One of the Australia’s top climate scientists says the latest report by the United Nations leading climate scientists should be a wake-up call to rural Australians.
He added that it should force many farmers to change their attitude on climate change.
The Intergovernmental Panel on Climate Change (IPCC) has just released its fifth assessment, a lengthy and detailed report by 209 lead authors from 39 countries.
ABC News reports Professor David Griggs was closely involved in the report and warns that rural Australians and farmers in particular should be sitting up and taking notice.
Professor Griggs is director of the Monash Sustainability Institute and CEO of ClimateWorks.
He told ABC News while the IPCC report did not provide a detailed assessment of the impact of climate change on rural Australia, it did provide more certainty around the scientific basis of climate change.
Some of the likely impacts on farming that are well documented by scientists include a decline in irrigated agriculture in the Murray Darling Basin, more intense tropical cyclones, more extreme bushfire days and less wheat production.
He also said there was the risk that Australia would become a net wheat importer, see a decline in wine grape production, and have more droughts and floods.
Professor Griggs said Australia was the nation most vulnerable to climate change impacts on agriculture because small changes in temperature in Australia can produce big falls in productivity.

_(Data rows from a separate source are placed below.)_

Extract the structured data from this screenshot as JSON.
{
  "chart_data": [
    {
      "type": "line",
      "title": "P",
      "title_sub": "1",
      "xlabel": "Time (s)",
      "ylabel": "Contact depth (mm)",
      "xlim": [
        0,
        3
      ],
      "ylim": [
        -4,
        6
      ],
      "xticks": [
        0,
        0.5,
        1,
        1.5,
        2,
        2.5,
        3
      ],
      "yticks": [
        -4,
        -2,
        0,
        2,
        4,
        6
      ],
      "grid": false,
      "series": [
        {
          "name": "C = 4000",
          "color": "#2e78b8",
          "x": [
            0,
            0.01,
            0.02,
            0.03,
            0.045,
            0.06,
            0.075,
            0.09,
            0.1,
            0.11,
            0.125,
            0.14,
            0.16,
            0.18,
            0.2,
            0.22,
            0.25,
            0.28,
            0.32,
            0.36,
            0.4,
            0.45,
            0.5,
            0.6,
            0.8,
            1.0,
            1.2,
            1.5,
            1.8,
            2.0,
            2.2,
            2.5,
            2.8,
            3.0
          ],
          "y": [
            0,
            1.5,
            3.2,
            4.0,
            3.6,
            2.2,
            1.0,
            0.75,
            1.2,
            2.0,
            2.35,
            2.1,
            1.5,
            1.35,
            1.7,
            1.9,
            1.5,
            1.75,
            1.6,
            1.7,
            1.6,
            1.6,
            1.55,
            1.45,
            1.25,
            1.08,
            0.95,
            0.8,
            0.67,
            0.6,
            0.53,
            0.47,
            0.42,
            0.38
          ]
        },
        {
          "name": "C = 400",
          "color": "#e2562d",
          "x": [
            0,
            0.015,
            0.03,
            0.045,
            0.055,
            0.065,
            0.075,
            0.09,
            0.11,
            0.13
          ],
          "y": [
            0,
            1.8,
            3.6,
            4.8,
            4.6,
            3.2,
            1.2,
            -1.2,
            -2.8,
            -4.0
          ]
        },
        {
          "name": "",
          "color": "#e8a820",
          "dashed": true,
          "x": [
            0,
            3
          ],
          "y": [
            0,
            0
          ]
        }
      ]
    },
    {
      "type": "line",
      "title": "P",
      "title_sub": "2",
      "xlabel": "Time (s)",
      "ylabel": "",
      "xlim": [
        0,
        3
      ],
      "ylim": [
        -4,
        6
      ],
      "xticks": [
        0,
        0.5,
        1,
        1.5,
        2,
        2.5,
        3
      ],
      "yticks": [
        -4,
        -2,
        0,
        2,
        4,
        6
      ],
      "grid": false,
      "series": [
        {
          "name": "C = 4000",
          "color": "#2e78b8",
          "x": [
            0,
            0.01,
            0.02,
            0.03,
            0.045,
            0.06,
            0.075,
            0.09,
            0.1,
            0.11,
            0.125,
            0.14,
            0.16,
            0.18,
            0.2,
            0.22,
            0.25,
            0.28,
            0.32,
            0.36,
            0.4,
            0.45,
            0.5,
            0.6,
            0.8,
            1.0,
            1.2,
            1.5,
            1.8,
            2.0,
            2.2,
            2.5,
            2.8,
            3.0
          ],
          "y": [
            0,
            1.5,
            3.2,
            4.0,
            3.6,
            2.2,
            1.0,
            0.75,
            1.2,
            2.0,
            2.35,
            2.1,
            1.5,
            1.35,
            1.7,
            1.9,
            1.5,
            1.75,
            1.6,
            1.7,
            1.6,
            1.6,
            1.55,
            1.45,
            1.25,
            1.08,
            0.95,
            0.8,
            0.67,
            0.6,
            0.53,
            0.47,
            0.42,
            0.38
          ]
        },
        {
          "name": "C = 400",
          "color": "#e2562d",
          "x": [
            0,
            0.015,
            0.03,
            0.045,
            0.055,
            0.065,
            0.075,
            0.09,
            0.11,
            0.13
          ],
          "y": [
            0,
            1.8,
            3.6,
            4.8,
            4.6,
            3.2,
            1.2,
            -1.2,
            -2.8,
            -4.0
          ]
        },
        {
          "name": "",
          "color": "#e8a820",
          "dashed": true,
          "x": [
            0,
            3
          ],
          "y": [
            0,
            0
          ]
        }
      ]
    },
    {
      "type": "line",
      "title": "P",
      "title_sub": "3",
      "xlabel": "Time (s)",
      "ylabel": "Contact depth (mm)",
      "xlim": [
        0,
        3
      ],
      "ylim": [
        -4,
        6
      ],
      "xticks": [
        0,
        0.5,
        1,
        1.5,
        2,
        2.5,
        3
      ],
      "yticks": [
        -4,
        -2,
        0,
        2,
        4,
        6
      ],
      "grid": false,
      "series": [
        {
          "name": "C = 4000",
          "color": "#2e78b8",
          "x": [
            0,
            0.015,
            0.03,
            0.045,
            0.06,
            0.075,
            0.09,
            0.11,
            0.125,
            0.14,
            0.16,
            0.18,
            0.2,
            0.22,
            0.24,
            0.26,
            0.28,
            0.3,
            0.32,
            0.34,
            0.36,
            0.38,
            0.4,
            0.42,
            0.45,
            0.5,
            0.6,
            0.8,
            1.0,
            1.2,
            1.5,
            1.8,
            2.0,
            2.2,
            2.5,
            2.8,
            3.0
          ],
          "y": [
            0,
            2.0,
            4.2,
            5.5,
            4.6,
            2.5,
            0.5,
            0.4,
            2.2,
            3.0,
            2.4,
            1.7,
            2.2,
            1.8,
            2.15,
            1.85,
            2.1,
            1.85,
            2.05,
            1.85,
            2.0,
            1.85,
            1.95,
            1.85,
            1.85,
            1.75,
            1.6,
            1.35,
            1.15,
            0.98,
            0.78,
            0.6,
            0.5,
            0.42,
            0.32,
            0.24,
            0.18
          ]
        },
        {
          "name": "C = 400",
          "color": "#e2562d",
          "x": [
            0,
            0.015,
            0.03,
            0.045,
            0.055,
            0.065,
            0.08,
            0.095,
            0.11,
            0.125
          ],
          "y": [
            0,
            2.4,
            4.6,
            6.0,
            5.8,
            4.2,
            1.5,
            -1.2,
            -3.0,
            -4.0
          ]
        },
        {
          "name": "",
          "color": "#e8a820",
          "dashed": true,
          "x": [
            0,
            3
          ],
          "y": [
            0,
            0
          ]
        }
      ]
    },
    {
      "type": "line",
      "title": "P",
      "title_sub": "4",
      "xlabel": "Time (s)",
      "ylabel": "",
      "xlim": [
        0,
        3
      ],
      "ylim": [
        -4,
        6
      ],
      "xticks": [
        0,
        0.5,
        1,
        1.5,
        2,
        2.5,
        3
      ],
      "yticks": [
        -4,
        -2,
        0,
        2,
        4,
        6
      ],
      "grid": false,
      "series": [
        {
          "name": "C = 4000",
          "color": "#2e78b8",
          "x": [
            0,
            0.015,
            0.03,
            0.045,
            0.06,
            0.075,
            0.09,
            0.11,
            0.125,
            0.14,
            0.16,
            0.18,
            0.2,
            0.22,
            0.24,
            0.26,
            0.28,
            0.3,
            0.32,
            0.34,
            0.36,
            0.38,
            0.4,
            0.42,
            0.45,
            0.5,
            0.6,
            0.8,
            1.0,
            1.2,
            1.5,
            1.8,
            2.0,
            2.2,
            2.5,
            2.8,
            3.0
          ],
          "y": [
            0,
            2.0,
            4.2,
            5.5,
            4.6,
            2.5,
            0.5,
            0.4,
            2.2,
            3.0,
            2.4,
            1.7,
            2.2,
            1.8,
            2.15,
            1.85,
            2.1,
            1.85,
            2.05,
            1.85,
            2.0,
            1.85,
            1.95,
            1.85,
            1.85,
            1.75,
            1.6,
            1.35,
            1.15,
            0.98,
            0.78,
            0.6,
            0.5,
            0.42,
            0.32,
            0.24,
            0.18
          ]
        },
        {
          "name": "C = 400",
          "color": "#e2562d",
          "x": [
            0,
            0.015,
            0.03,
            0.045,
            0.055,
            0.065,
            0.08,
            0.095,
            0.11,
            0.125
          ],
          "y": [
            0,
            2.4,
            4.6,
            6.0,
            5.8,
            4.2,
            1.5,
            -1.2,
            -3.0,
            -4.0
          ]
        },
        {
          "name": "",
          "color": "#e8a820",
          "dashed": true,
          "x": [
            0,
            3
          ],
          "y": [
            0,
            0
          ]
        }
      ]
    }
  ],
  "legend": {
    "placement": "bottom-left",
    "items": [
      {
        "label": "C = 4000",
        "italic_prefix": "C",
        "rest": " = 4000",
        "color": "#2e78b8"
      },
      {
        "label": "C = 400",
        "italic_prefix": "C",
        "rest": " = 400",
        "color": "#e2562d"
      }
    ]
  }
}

He said farmers had a well-worn attitude of believing they could survive climate variability and they would get by but there was a risk of this leading to complacency.
“I don’t think they’re in denial about climate change, I think they’re more in denial about the fact that human being are causing it,” he said.
“They’ve almost been deceived into their views about climate change.”
He said there was a real risk that efforts to help agriculture adapt to climate change were not going to be enough to prevent many farms from going out of business.
“Farmers are going to be clearly impacted by climate change.
“So why aren’t the rural areas saying to the politicians, ‘look it’s you city dwellers who are causing all this, we’re the ones feeling all the impact, get the hell on and do something about it.”
Professor Griggs provided scientific advice during the Kyoto Protocol negotiations.
He was head of the IPCC science working group secretariat that gathered and assessed the research of the world’s top climate scientists.
The IPCC would later share the 2007 Nobel Peace Prize with former United States vice-president and climate activist Al Gore.
Professor Griggs said the next ten years were critical if the world was to avoid catastrophic climate change.